Gypsy gave a great gulp; there was such a pain in her throat it seemed as if it would strangle her. But should she leave Joy, crippled and helpless, to die alone in this horrible place? Should she do it? No, it was through her careless fault that they had been brought into it. She would stay with Joy.

"I don't see as we can do anything," she said, raising her head.

"Shall we be burned to death?" shrieked Joy. "Gypsy, Gypsy, shall we be burned to death?"

A huge, hot branch flew into the gully while she spoke, hissing as the other had done, into the pool. The glare shot deeper and redder into the forest, and the great trees writhed in the flames like human things.

The two girls caught each other's hands. To die—to die so horribly! One moment to be sitting there, well and strong, so full of warm, young life; the next to lie buried in a hideous tangle of fallen, flaming trunks, their bodies consuming to a little heap of ashes that the wind would blow away to-morrow morning; their souls—where?

"I wish I'd said my prayers every day," sobbed Joy, weakly. "I wish I'd been a good girl!"

"Let's say them now, Joy. Let's ask Him to stop the fire. If He can't, maybe He'll let us go to heaven anyway."

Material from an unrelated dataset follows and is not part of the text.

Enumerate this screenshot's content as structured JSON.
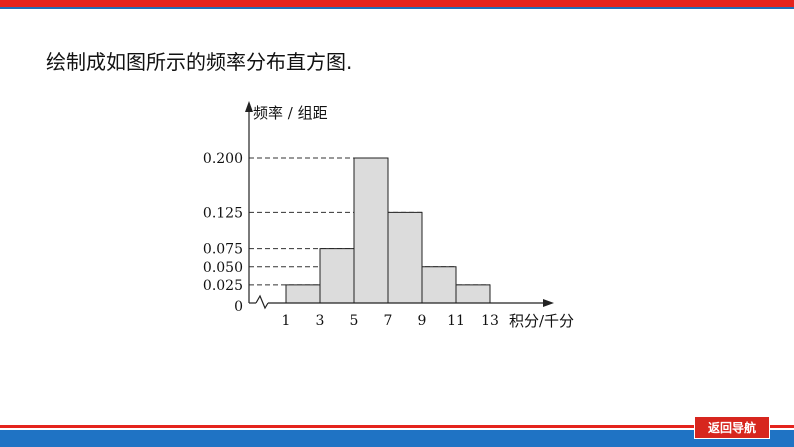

So Gypsy knelt down on the rocks that were becoming hot now to the touch, and began the first words that came to her:—"Our Father which art in Heaven," and faltered in them, sobbing, and began again, and went through somehow to the end.

After that, they were still a moment.

"Joy," said Gypsy then, faintly, "I've been real ugly to you since you've been at our house."